In what appears to be more jousting with Russia, Saudi Aramco, the national oil company of Saudi Arabia, said Wednesday that it had been directed by the country’s ministry of energy to increase its oil output capacity to 13 million barrels a day from the current 12 million barrels a day.
“The challenge for oil market at large is that OPEC has gone back to its plan of managing its own market share rather than stabilizing prices,” said Rob Haworth,
senior investment strategist at U.S. Bank Wealth Management in Seattle. “The big question is who blinks first. We also don’t know what’s going to happen with this virus. The market’s fear of diminished demand growth is very real.”
The disintegration of the coalition between OPEC and allied producers last week rattled an already fragile market that is in the midst of grappling with the coronavirus wreaking havoc on global economies. The crisis has prompted global policymakers to either deliver or signal stimulus measures to stem the economic blow from the outbreak.
In the U.S., Republican senators said they are considering options for ways the federal government can aid oil drillers including purchasing low-priced oil for the Strategic Petroleum Reserve, the nation’s emergency cache of hundreds of millions of barrels of oil, according to Sen. Lisa Murkowski of Alaska.
During the collapse in prices and the coronavirus obliterating global demand, the Energy Information Administration cut its demand outlook for petroleum and liquids fuel by 900,000 barrels for the first quarter.
The U.S. Energy Department also said U.S. oil output will average 12.7 million barrels a day in 2021, marking the first year-on-year decline since 2016.
The U.S. in recent months began exporting more petroleum than it imports, a shift fueled by record shale production in fields such as the Permian Basin. Now, in the worst price rout in nearly three decades, American drillers are facing a millionbarrel drop in production that could curb U.S. exports and set back the country’s march toward energy independence.
“The U.S.’s net exporter days may be numbered,” said Cailin Birch, a global economist at the Economist Intelligence Unit in London.
Tumbling oil prices around the world are shining a light on the U.S. shale producers that are most at risk because of heavy debt loads.

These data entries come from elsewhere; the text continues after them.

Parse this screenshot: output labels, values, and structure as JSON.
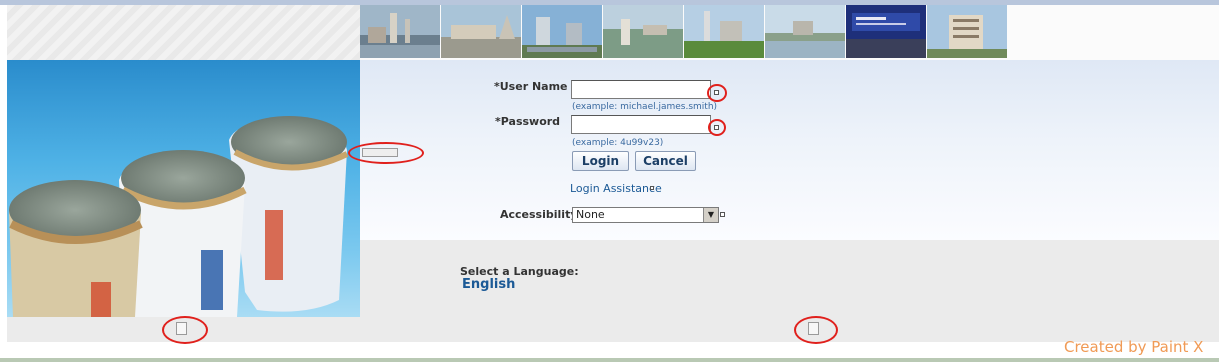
{
  "login": {
    "username_label": "*User Name",
    "username_value": "",
    "username_hint": "(example: michael.james.smith)",
    "password_label": "*Password",
    "password_value": "",
    "password_hint": "(example: 4u99v23)",
    "login_button": "Login",
    "cancel_button": "Cancel",
    "assistance_link": "Login Assistance",
    "accessibility_label": "Accessibility",
    "accessibility_value": "None"
  },
  "language": {
    "label": "Select a Language:",
    "option": "English"
  },
  "watermark": "Created by Paint X",
  "header_photos": [
    "cement-plant-photo",
    "plant-entrance-photo",
    "city-buildings-photo",
    "aerial-plant-photo",
    "factory-chimney-photo",
    "river-plant-photo",
    "company-banner-photo",
    "hotel-building-photo"
  ],
  "colors": {
    "accent_link": "#1c5a96",
    "annotation": "#e0201c",
    "watermark": "#f09a55"
  }
}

“I wouldn’t be surprised to see 55 to 60 bankruptcies” this year, compared with 50 last year, said Raoul Nowitz, managing director of restructuring and distressed asset support services at Solic Capital. That number may grow if the price slump persists for an extended period, he said.

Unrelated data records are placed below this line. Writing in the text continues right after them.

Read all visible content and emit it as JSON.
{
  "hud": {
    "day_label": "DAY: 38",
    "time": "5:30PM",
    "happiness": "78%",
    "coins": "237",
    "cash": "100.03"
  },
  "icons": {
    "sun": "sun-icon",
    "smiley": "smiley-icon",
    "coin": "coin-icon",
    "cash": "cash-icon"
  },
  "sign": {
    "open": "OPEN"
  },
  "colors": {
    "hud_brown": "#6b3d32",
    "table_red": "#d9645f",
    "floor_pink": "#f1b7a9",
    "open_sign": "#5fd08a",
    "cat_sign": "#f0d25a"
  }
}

For now, there has been one upside for the U.S.: low gasoline prices. “Good for the consumer,” President Donald Trump tweeted Monday. “Gasoline prices coming down!”

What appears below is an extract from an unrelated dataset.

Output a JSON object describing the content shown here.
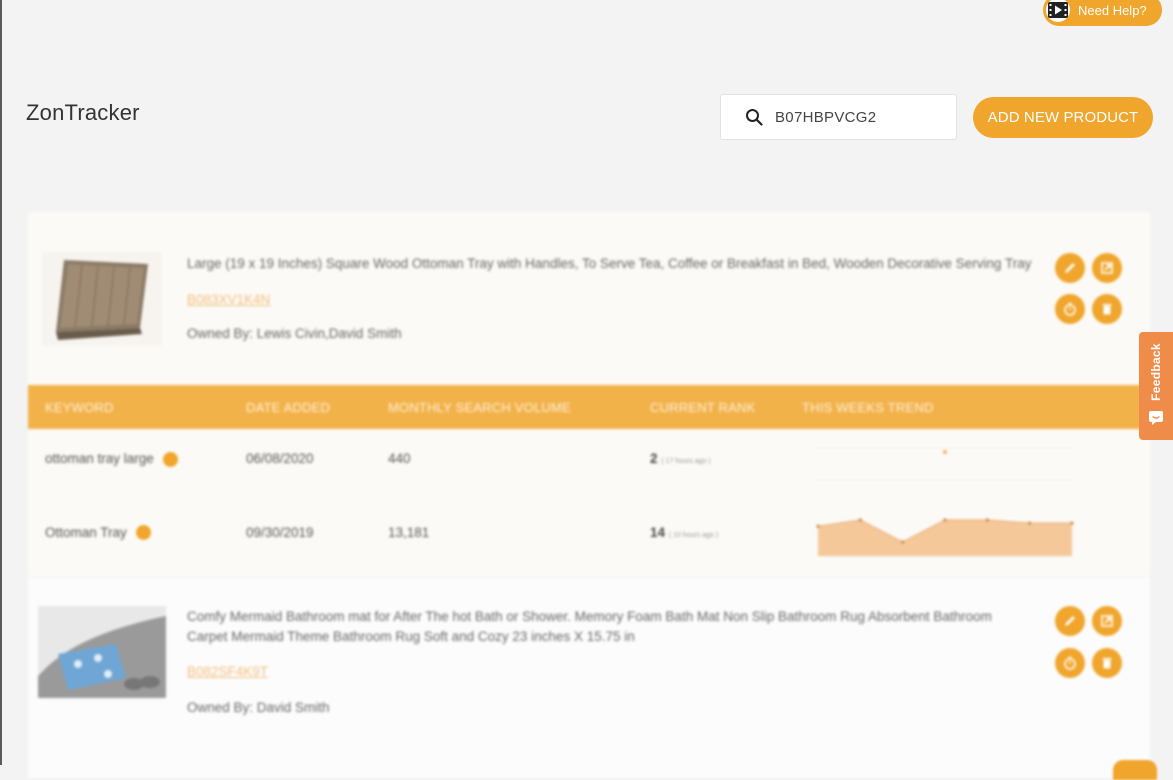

But cheap gasoline might not be a boon for American motorists who are scaling back on travel plans as the coronavirus spreads. And the same dynamic will be at play for refineries: They normally would benefit from lower prices for the oil they use to make gasoline, diesel and jet fuel, but now they’re up against a virus-spurred drop in demand.
“Low crude oil prices now seem more likely to hurt the U.S. economy than to help it,” Kevin Book, managing director of research firm ClearView Energy Partners. Falling oil “prices seem unlikely to fatten refiner profit margins, because coronavirus continues to suppress transportation fuels demand.”
On the regulation front, Trump has delivered as his administration eased rules governing hydraulic fracturing on federal land and limiting air pollution from wells. And Energy Department officials have gone on diplomatic missions to sell American energy to Europe.
“Why would a voter view what happened as a failure if the Russians are saying that U.S. shale broke OPEC production cuts?” said Benjamin Salisbury, a senior policy analyst at Height Capital Markets. “Wouldn’t you say this is actually what energy dominance looks like?”